Sind über die Entscheidung der Behörden unglücklich: Fabian Feldmann (v.l.), Minas Manutsyan und Kristine Feldmann. Sie wollen, dass Manutsyan bleiben und weiter bei den Feldmanns arbeiten kann.

  • Der 26-jährige Minas Manutsyan ist in Armenien aufgewachsen und nach seinem Studium mit einem Touristenvisum nach Deutschland gereist.
  • Er sei auf der Suche nach besseren Möglichkeiten gewesen, sagt er heute, und beantragte Asyl.
  • Kurz darauf findet er einen Job bei den Feldmanns, die die Firma Präzisrohr Hilden in Roggendorf leiten.

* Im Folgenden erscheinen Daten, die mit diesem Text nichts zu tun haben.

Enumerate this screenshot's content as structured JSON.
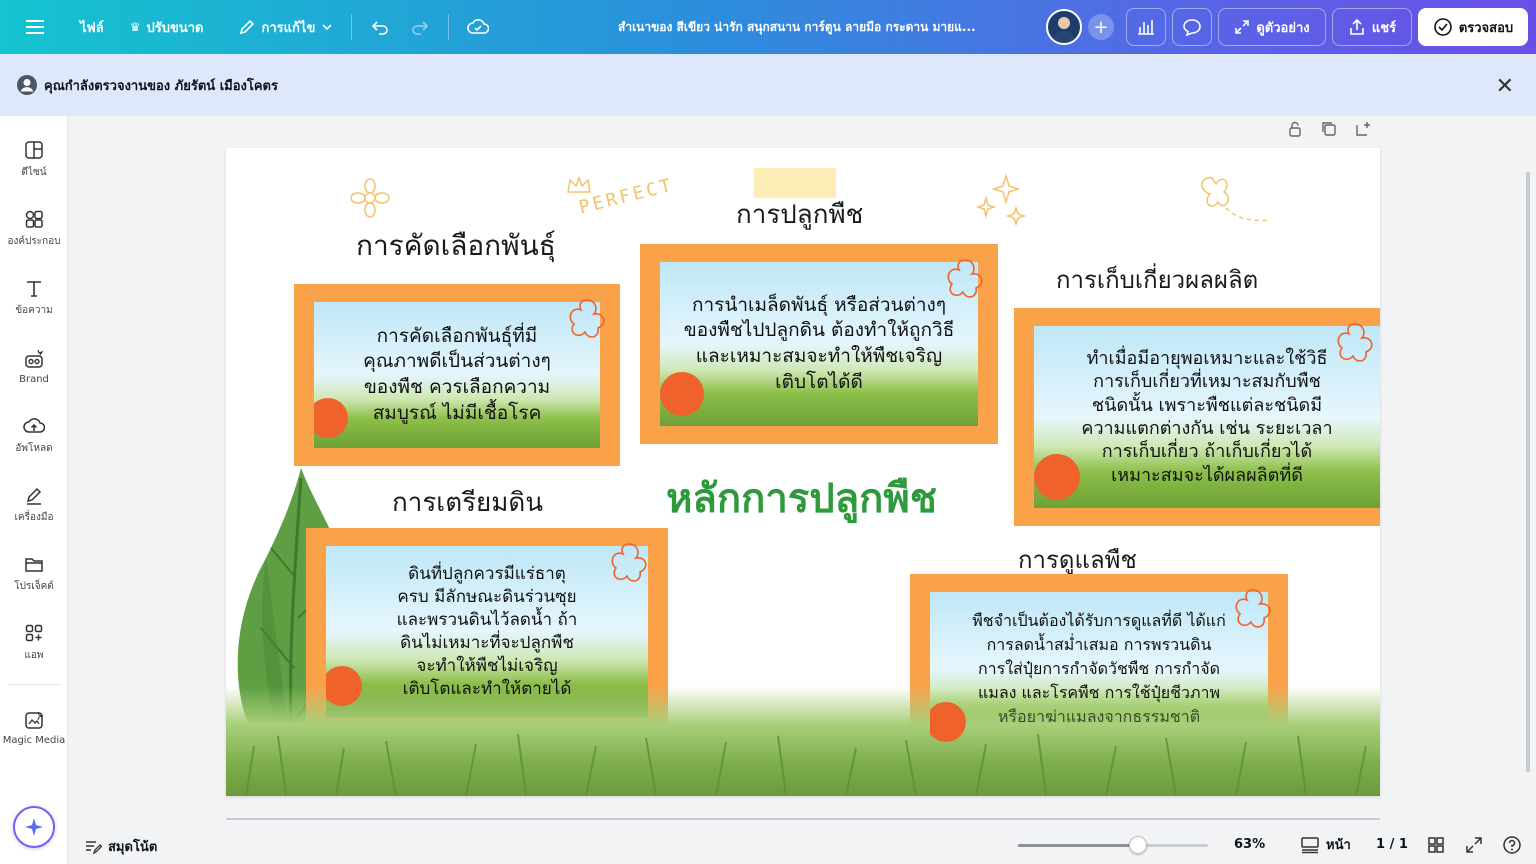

Jetzt muss er trotz unbefristetem Arbeitsvertrag ausreisen.

Mechernich-Roggendorf – Es ist heiß. In der Halle dröhnen Maschinen. Ein Stockwerk höher sitzt Minas Manutsyan mit Kristine und Fabian Feldmann in einem Büro, die drei wirken ratlos. Gut zwei Jahre ist es her, da stand Manutsyan plötzlich vor den Feldmanns und fragte nach Arbeit. Jetzt wurde sein Asylantrag abgelehnt – er muss ausreisen, sonst wird er abgeschoben.

Die Feldmanns wollen das verhindern. Irgendwie. Die Geschwister leiten die Firma Präzisrohr Hilden in Roggendorf. 30000 Tonnen Stahl verarbeiten sie hier mit 50 Mitarbeitern nach eigener Aussage pro Jahr. Seit Juli 2018 gehört Manutsyan dazu. Der 26-Jährige ist in Armenien aufgewachsen und hat dort Finanzwesen studiert. Nach seinem Abschluss reiste er mit einem Touristenvisum nach Deutschland. Er sei auf der Suche nach besseren Möglichkeiten gewesen, sagt er heute.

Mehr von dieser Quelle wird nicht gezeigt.